In terms of passive testing, I would conduct frequent vulnerability scans since it was made public that Ashley Madison did not monitor their website. This is important because it was reported that Ashley Madison only had a segmented network as their layer of defense. In fact, this was confirmed by Impact Team, who “worked hard to make fully undetectable attack, then got in and found nothing to bypass….Nobody was watching. No security.” As well, these accounts were easily crackable because, as mentioned above, Ashley Madison started using “bcrypt” to encrypt passwords after June 2012. The accounts that were made before then were encrypted with a MD5 hashing. These legacy accounts never got migrated over to the new encryption, which reveal a vulnerability.
Ashley Madison needs active and passive ongoing assessments of their risks and that project based assessments when implementing a new software, technology or third party service. Project based assessments are approached with a specific end point in mind. Now that Ashley Madison has been all over the news for being hacked, and their vulnerabilities public, they should always be watching their backs. Ashley Madison can benefit from taking a FRAAP approach to project based assessments. Not only is the FRAAP approach an accelerator for assessments, it can also facilitate teamwork and communication.

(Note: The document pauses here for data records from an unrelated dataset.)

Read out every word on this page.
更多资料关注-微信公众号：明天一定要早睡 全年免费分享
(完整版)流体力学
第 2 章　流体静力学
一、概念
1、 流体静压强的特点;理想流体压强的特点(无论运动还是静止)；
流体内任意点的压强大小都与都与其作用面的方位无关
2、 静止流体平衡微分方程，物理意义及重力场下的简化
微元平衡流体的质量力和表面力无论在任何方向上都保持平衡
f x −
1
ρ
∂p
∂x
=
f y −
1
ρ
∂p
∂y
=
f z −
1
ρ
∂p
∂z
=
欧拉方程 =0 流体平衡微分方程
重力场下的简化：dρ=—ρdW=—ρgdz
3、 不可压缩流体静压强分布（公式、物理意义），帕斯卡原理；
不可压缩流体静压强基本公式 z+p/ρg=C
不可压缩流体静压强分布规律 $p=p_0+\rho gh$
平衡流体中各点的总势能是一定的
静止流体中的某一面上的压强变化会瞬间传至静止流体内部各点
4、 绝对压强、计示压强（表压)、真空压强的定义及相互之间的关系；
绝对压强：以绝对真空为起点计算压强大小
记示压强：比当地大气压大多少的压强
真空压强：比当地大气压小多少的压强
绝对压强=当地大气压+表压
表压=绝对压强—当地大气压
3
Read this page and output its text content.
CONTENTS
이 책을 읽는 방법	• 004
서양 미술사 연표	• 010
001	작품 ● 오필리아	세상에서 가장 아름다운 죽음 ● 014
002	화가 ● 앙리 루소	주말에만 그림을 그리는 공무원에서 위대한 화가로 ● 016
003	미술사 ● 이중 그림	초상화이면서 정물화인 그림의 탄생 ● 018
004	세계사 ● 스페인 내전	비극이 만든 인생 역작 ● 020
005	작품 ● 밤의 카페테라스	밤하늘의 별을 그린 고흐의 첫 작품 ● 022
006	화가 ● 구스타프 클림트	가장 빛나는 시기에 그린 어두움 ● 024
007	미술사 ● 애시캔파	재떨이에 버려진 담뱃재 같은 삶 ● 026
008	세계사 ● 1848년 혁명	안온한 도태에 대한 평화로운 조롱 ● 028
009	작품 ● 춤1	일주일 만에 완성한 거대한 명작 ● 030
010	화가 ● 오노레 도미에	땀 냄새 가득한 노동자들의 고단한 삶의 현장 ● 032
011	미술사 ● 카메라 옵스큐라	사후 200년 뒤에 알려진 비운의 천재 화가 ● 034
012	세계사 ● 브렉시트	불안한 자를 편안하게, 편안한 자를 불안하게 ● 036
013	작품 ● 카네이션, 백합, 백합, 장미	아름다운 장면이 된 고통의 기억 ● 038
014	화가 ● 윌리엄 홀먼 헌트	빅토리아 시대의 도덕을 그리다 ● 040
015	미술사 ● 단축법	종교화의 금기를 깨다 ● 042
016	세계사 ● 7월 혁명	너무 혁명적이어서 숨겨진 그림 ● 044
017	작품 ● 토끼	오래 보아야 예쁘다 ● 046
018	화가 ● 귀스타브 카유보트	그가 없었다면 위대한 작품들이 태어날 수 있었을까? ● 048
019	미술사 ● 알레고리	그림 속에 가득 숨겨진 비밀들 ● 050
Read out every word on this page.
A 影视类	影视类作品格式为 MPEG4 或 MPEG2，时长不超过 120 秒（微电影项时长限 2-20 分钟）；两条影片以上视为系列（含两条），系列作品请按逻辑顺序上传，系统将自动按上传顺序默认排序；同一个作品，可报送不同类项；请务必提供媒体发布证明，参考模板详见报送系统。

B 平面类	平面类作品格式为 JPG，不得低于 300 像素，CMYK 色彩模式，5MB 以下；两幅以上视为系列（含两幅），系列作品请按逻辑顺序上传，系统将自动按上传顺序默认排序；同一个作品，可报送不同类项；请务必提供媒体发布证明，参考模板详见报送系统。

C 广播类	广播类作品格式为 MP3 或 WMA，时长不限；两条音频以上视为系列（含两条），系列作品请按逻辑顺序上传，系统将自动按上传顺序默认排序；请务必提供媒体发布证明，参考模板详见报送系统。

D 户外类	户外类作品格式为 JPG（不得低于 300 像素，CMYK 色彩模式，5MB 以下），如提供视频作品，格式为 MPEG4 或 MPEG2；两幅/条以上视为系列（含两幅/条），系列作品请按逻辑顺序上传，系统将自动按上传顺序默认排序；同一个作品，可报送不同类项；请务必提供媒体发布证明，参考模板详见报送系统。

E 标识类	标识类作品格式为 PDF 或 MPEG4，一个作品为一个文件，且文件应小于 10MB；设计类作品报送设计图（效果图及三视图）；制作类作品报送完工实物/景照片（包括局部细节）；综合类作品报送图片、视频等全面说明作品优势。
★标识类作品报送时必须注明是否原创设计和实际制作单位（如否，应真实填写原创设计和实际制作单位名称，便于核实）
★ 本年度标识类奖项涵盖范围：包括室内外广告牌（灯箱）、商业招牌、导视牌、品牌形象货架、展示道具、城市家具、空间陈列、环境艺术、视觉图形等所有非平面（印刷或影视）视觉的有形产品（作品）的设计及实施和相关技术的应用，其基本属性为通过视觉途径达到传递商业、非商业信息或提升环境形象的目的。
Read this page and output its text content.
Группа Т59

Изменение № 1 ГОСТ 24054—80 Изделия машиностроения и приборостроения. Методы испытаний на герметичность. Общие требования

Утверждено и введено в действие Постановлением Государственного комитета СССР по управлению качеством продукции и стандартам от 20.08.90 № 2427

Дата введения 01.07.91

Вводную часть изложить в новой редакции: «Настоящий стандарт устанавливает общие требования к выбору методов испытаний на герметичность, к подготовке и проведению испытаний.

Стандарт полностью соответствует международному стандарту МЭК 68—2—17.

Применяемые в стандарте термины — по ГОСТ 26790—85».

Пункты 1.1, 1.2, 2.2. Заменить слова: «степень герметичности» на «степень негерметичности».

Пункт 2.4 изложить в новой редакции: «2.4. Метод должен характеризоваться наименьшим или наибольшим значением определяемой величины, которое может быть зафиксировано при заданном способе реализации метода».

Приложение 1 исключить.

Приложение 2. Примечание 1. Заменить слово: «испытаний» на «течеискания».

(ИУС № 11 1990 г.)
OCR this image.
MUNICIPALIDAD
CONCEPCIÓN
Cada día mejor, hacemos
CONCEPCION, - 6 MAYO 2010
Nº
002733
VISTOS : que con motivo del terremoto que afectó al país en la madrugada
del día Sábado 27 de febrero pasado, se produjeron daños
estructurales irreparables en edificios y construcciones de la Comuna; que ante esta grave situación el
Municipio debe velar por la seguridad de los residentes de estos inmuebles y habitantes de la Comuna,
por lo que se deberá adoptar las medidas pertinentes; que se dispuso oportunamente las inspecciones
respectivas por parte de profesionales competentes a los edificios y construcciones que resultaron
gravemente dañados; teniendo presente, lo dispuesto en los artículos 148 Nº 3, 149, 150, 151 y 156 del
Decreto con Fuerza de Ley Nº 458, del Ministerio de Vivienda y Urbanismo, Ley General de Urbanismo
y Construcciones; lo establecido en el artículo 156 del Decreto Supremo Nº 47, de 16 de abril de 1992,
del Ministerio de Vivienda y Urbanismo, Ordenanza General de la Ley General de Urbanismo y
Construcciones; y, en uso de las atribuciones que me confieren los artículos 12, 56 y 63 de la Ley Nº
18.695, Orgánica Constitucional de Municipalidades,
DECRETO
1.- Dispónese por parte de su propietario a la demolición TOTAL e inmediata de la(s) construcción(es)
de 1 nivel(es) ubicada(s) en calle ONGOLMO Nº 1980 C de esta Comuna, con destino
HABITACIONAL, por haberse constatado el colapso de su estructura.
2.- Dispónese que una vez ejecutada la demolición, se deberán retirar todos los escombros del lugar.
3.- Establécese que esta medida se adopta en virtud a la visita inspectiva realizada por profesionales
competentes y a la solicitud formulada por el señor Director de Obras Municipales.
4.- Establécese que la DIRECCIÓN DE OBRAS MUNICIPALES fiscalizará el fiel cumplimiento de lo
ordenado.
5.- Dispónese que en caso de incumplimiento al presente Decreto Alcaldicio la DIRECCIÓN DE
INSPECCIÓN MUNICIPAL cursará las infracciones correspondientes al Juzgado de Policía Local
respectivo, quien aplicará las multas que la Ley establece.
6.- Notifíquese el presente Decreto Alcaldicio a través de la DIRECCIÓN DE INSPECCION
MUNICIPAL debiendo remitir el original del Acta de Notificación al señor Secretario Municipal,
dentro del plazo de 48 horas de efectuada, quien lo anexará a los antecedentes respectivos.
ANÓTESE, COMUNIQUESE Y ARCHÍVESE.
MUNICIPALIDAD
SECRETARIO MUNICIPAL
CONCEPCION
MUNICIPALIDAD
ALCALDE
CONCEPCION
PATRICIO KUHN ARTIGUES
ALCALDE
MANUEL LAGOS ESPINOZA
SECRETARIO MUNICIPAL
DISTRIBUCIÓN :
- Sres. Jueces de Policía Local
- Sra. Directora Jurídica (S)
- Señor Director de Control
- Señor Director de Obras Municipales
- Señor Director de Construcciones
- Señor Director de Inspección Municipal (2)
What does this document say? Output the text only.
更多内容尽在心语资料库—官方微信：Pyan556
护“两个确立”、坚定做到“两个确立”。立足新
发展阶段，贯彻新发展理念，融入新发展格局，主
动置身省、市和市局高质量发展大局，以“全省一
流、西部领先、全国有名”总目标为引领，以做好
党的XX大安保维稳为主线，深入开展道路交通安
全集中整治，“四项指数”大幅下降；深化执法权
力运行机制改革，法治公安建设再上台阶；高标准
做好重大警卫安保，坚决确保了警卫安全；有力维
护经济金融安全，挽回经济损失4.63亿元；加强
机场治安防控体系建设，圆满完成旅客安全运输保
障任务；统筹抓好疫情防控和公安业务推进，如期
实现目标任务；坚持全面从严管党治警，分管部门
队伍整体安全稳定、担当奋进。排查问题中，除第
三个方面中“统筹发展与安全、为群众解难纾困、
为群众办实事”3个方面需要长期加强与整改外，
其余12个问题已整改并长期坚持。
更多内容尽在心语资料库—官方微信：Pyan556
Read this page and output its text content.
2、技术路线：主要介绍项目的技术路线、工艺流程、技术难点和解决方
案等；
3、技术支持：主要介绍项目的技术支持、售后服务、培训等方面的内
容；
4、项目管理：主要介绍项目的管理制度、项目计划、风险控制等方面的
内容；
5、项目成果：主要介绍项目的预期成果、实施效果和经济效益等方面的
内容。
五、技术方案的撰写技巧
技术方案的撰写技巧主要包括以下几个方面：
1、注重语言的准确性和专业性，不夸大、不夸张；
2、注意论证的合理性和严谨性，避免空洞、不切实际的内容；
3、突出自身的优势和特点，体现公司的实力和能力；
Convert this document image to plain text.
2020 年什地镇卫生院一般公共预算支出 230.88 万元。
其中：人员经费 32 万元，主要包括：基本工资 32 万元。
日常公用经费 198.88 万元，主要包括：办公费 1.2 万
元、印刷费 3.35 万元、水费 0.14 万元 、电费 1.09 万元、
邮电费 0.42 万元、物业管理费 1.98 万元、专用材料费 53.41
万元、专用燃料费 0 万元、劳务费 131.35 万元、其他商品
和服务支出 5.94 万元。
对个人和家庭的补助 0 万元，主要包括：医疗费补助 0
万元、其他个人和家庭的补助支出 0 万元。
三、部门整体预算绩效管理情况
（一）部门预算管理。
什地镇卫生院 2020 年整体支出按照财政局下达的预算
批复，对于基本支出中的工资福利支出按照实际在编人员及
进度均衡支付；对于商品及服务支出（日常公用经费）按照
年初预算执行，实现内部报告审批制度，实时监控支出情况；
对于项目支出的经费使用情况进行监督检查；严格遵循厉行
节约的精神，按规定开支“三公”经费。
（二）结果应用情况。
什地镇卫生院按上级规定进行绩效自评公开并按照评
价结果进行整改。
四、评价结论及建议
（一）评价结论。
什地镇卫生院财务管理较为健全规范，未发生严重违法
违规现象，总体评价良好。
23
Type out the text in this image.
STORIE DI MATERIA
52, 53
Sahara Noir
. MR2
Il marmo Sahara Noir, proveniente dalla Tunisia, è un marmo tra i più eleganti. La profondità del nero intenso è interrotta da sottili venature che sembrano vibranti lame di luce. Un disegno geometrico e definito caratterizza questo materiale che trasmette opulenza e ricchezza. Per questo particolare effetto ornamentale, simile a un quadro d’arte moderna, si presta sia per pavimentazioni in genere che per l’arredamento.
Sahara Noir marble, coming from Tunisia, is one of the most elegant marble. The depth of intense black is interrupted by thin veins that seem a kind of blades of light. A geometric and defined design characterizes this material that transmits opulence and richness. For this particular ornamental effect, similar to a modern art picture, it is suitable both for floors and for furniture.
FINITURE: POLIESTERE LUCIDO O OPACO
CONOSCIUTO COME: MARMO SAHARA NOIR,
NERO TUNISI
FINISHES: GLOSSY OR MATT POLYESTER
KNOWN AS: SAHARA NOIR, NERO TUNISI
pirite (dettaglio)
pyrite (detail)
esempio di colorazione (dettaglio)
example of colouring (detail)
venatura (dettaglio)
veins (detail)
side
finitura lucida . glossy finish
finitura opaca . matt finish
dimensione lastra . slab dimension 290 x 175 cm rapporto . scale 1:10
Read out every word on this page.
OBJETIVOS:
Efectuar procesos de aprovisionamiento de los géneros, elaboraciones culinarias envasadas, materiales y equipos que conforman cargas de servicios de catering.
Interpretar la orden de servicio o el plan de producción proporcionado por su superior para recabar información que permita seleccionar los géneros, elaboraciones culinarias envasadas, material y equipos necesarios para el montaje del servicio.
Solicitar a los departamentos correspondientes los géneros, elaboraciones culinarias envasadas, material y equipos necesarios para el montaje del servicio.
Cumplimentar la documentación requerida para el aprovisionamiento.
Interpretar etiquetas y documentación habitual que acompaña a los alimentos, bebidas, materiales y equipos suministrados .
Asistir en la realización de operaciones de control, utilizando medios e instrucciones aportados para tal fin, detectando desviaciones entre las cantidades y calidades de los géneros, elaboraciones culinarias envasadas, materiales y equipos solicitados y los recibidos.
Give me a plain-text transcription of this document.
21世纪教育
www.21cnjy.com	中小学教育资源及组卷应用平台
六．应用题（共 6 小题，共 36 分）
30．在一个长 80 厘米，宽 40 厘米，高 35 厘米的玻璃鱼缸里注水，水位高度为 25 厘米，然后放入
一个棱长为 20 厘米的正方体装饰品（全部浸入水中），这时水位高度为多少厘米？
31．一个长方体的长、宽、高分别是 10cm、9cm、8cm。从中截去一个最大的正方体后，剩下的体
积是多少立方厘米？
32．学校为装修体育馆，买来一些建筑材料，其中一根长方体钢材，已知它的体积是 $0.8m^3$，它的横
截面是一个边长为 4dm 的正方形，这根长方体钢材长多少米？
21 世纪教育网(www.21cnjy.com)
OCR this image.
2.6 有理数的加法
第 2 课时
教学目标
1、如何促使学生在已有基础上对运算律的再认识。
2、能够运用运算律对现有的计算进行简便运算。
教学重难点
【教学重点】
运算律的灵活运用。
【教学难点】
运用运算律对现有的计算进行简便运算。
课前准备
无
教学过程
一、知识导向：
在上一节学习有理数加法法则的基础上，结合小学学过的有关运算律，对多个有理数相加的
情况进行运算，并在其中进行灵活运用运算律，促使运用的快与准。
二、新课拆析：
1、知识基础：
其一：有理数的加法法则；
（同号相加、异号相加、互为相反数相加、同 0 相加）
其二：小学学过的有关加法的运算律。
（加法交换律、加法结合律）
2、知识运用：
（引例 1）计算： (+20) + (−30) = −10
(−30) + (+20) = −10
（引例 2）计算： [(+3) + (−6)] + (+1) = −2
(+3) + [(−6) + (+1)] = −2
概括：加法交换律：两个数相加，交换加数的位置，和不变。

In terms of third party assessments, it is always important to access the security of the third party that you are trusting with the organization. For this type of assessment, I would look for a certification within that third party that shows their commitment to security. A ISO 27001 or a SAS70 Type II certification would be enough to show that they value security enough for us to trust them. Ashley Madison cannot afford to take any more risks.
Personal Thoughts
First, a large number of records were pilfered from the database. Ashley Madison should follow the Principle of Least Privilege, which we learned about in class. This would mean that no user will have the permission to dump a large amount of information from the database because no one should ever have the need to.
Other sources of attacks could have been a SQL injection or a disgruntled former employee. In fact, initially, the CEO Bidermann thought it was the latter stating “We’re on the doorstep of [confirming] who we believe is the culprit,…I’ve got their profile right in front of me, all their work credentials. It was definitely a person here that was not an employee but certainly had touched our technical services.” I see this as a CEO who is not aware of his own his company’s flaws in information security. To me, this statement serves as one to let the general public know that they have it figured out, but instead they have no idea what has occurred.
What is being done now?
In terms of the technical actions being taken, it was reported that Ashley Madison has been auditing their source code for vulnerabilities and backdoors. As well, it was also reported that all aspects of their network and server environment are now being thoroughly reviewed in order to determine how they may be hardened further, and the amount and granularity of monitoring is being increased in order to detect and handle any anomaly as soon as possible. These are positive steps to be taking in light of such a devastating breach to its community. Not only does Ashley Madison has to protect its assets, but has to heal its public image, so that it can authenticate its claim of having a very secure website.